ZOBACZ TAKŻE: EBL: GTK lepsze w Radomiu. Udany powrót Witki
W trzeciej kwarcie dzięki kolejnym zagraniom Sherrona Dorsey-Walkera oraz Kacpra Borowskiego przewaga zespołu trenera Arkadiusza Miłoszewskiego wynosiła już 21 punktów. WKS Śląsk zaczął zmniejszać różnicę rzutami z dystansu w wykonaniu Jakuba Karolaka oraz Kerema Kantera. Tym samym później odpowiadali szczecinianie - po trójce Jakuba Schenka było 80:58 po 30 minutach. Ostatnia kwarta była już bardziej wyrównana, ale jednocześnie oznaczało to, że zespół prowadzony teraz przez trenera Andreja Urlepa nie odrabiał efektywnie strat. Skuteczni byli za to Schenk, Davis oraz Dorsey-Walker i to King wygrał ostatecznie 99:83.

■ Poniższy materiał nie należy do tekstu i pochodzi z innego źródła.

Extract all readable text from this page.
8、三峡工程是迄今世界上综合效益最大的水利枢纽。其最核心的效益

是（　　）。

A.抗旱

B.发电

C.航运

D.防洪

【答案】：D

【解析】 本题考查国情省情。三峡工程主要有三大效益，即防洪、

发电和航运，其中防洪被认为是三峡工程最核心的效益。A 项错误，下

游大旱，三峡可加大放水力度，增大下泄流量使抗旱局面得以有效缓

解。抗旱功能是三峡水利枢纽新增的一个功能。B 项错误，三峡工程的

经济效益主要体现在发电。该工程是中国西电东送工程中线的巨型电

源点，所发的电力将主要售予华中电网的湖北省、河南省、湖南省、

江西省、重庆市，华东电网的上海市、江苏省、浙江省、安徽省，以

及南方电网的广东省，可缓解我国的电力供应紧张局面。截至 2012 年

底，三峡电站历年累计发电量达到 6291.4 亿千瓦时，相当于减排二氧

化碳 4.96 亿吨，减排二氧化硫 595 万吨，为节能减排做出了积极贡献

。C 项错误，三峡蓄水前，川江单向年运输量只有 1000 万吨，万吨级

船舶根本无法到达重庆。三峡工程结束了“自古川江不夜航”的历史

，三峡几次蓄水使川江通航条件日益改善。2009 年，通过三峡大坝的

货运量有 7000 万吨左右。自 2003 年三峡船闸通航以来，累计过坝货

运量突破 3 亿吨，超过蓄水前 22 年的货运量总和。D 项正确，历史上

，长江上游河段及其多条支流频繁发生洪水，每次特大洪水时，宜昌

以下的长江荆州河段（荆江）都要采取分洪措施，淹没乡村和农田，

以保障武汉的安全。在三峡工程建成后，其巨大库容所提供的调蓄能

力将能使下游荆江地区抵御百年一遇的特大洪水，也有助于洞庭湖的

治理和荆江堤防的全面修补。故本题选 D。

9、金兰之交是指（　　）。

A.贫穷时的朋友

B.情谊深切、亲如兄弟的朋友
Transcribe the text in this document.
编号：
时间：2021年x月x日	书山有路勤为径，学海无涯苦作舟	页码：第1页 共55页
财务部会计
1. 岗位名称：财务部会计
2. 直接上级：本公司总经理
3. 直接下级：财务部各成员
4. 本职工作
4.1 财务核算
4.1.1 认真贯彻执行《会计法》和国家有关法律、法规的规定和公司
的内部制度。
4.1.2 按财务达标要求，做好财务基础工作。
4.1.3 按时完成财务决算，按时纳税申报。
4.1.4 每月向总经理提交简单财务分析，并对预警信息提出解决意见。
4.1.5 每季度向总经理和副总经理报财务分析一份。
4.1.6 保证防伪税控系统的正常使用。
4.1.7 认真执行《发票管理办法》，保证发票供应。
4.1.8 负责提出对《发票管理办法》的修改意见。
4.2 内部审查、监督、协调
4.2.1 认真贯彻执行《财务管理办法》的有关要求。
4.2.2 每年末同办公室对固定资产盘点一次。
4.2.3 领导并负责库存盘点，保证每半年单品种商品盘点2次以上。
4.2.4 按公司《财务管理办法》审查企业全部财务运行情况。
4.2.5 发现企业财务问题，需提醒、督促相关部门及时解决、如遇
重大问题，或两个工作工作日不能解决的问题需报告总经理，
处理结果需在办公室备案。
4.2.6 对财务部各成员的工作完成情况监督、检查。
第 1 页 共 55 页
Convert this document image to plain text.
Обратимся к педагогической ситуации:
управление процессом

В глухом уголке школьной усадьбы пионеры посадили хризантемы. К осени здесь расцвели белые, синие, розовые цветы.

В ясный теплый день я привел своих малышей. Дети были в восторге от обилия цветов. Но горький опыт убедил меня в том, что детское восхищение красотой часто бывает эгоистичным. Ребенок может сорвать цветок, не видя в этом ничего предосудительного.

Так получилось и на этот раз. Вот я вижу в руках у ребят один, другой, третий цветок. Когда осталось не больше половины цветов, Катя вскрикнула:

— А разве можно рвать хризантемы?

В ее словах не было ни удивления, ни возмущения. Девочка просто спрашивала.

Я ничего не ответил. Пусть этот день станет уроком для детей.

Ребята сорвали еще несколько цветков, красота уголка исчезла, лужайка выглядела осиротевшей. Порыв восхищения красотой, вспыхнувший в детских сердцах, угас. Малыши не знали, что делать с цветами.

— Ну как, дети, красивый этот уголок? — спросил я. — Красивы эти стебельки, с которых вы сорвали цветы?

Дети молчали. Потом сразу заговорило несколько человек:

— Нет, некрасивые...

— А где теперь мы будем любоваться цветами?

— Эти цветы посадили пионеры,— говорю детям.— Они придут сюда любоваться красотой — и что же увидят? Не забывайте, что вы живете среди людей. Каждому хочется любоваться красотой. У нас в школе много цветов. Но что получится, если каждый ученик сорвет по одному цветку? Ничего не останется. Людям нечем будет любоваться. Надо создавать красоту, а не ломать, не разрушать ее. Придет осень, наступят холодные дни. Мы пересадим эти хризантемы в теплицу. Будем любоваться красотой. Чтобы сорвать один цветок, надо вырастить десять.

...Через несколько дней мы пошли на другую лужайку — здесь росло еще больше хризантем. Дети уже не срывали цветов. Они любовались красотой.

Najlepszym graczem gospodarzy był Stacy Davis z 24 punktami, 5 zbiórkami i 3 asystami. W ekipie gości wyróżniał się Łukasz Kolenda z 16 punktami i 6 asystami.
King Szczecin - Śląsk Wrocław 99:83 (26:16, 22:13, 32:29, 19:25).
Punkty:
King Szczecin: Stacey Davis 24, Sherron Dorsey-Walker 21, Jakub Schenk 14, Filip Matczak 13, Paweł Kikowski 9, Kacper Borowski 8, Djoko Salic 7, Michał Kroczak 3, Michał Marek 0.
Śląsk Wrocław: Łukasz Kolenda 16, Cyril Langevine 15, Strahinja Jovanovic 12, Aleksander Dziewa 11, Kerem Kanter 9, Jakub Karolak 9, Ivan Ramljak 6, Kodi Justice 4, Michał Gabiński 1.